A few nevers: I never thought I’d make a health food smoothie.
I never thought I’d want to drink a health food smoothie.
I never thought I’d give up dairy products in the name of substitute milks or that raisins — “nature’s candy” — could become my “sugar splurge.”
I never thought I’d say “sugar splurge.”
And yet, it is 9:30AM on a Sunday morning and I am cutting bananas into small pieces with my fingers. I will throw them into a blender when I am finished, where they will meet a cup of almond milk, two spoonfuls of chia, a date (another one of nature’s candies) and just enough matcha powder to trick myself into thinking this is a super-green super-smoothie. Once “liquified,” as my Kitchen-Aid blender so aptly titles the act of mixing a combination of solid and already-liquid ingredients, I will pour my impostor smoothie into two mason jars. Then I will serve one mason jar to a man who has convinced me to call him my “husband.”
He might ask, “Spirulina?”
To which I will respond, “No! It’s a green tea concentrate called matcha — much healthier alternative to traditional caffeine; when coupled with chia, it will give us so much energy!”
We might reflect on the events of the previous evening: a macrobiotic “sushi” dinner followed by a Broadway show (I don’t want to talk about it, okay? We are doing this new “culture night” thing once a week and it was his week to pick the cultural activity) but only for a few minutes before we are both so taken by our aqua-breakfast, we almost forget we are late for a fitness class.
To provide context, let me take you back to this time last year. It’s a Sunday morning in mid-September during the period that gaps New York Fashion Week and Paris Fashion Week. Spirulina man and I have just woken up. The night before, we potentially had dinner at a mainstay of this city in a centriole that has been dubbed the mecca of good — not to be confused with healthy — nourishment. I suspect I ate a pasta, though it is possible that if we were at Rubirosa, it was actually a pizza — and there is a 0% chance I didn’t consume at least 2-3 glasses of wine before going somewhere, anywhere to further imbibe. On this particular Sunday, I am craving pancakes. So is the man to my right. So, what do we do? We put on our jackets (which, mind you, we don’t need, but seem to serve as a signifier this time of year that summer has made room for the dawn of a new, presumably healthier, beginning) and head out.

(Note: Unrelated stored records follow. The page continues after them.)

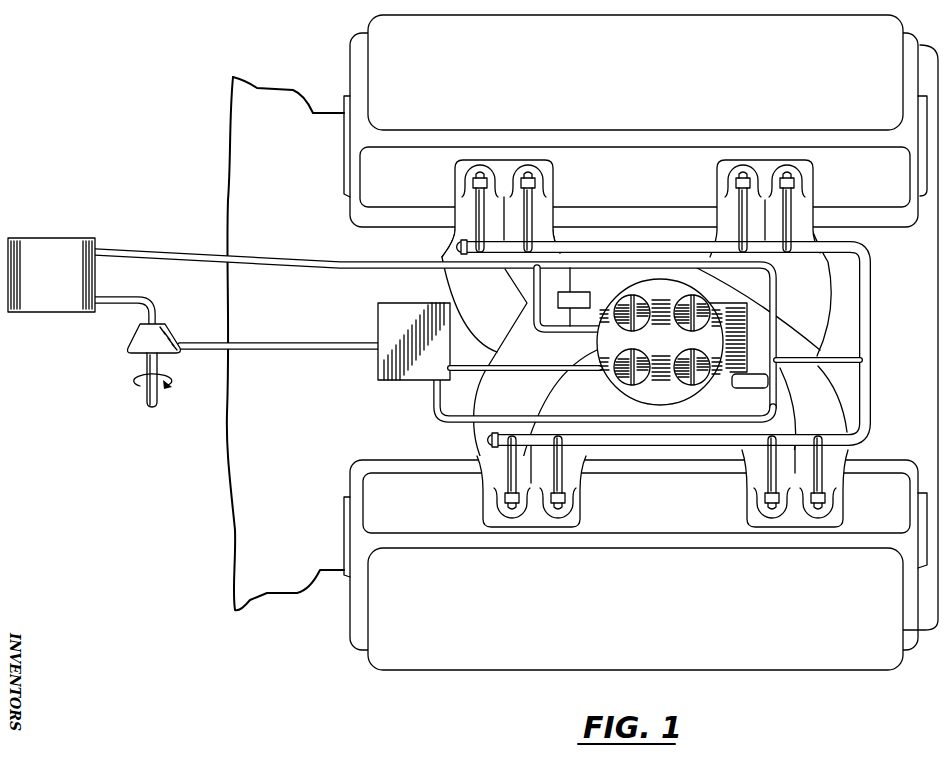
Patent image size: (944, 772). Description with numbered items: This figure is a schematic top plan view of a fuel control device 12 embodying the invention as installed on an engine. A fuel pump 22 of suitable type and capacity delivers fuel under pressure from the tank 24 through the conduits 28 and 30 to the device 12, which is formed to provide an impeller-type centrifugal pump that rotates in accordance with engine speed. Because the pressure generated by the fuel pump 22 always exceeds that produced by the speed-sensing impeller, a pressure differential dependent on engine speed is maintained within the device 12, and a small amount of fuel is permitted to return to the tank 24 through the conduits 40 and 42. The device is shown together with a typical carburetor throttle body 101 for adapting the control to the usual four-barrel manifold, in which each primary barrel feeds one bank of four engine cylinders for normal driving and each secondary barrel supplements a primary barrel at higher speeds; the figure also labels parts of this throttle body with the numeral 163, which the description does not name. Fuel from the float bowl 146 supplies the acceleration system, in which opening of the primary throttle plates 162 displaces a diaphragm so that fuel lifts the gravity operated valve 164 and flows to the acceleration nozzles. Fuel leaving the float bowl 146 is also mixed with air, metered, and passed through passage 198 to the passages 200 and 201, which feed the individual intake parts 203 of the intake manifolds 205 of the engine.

The device 12 is at (418, 386).
The fuel pump 22 is at (140, 340).
The tank 24 is at (57, 243).
The conduit 28 is at (118, 297).
The conduit 30 is at (288, 342).
The conduit 40 is at (450, 420).
The conduit 42 is at (295, 261).
The throttle body 101 is at (634, 342).
The float bowl 146 is at (740, 320).
The primary throttle plates 162 is at (712, 378).
The throttle bores 163 is at (620, 308).
The gravity operated valve 164 is at (698, 305).
The passage 198 is at (812, 366).
The passage 200 is at (597, 248).
The passage 201 is at (528, 221).
The intake parts 203 is at (540, 203).
The intake manifolds 205 is at (441, 282).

Once we walk about a block and a half we find solace at a haven that doesn’t have pancakes but does have waffles, a totem of joie de vivre, and thus breakfast is served.
Presumably healthier? LOL.
So what has happened in the previous year? I’d like to believe that I’ve matured and as a result have taken health into my own hands for the purpose of maximum personal performance, growth and longevity. But every so often, when no one is looking, I march toward my death, to 16 Handles, for a cup of hyper-processed, completely artificial salted caramel and graham cracker “yogurt” covered in caramel turtles and cookie dough bites and sometimes rainbow sprinkles when I fear my cup doesn’t contain enough color. That I could eat what will indubitably kill me if I continue on this trajectory seems not to bode well in the favor of my newly healthy lifestyle. So the facade — the smoothies, the raisins, the casual name dropping of veganism must be attributed to another phenomenon.
Instagram? Maybe accounts with names like “gethealthynow” and “superchiawarrior” (hypothetical) have forced me to join a collective — a new movement permeating our society and bringing us one step closer to a lifestyle favored by some large pockets on the West Coast.
Accessibility? That I can’t walk four blocks without counting more Juice Presses and Organic Avenues than I can McDonald’s or Starbucks seems to connote a huge cultural shift in the Bloombergian direction of health-for-the-people.
Or maybe, put simply, we are a city of extremists. A populace so imbued with doing it bigger, better and louder than everyone else that, like toddlers being disciplined, we have actually been tricked into doing “the right thing” for ourselves. Sometimes I wonder if what drives a New Yorker to change is just an extremist mentality that is dressed up as a conflict and the subsequent solution. If that’s true, how are we to expect long term results? If it’s not, what the hell has made being healthy so damn cool?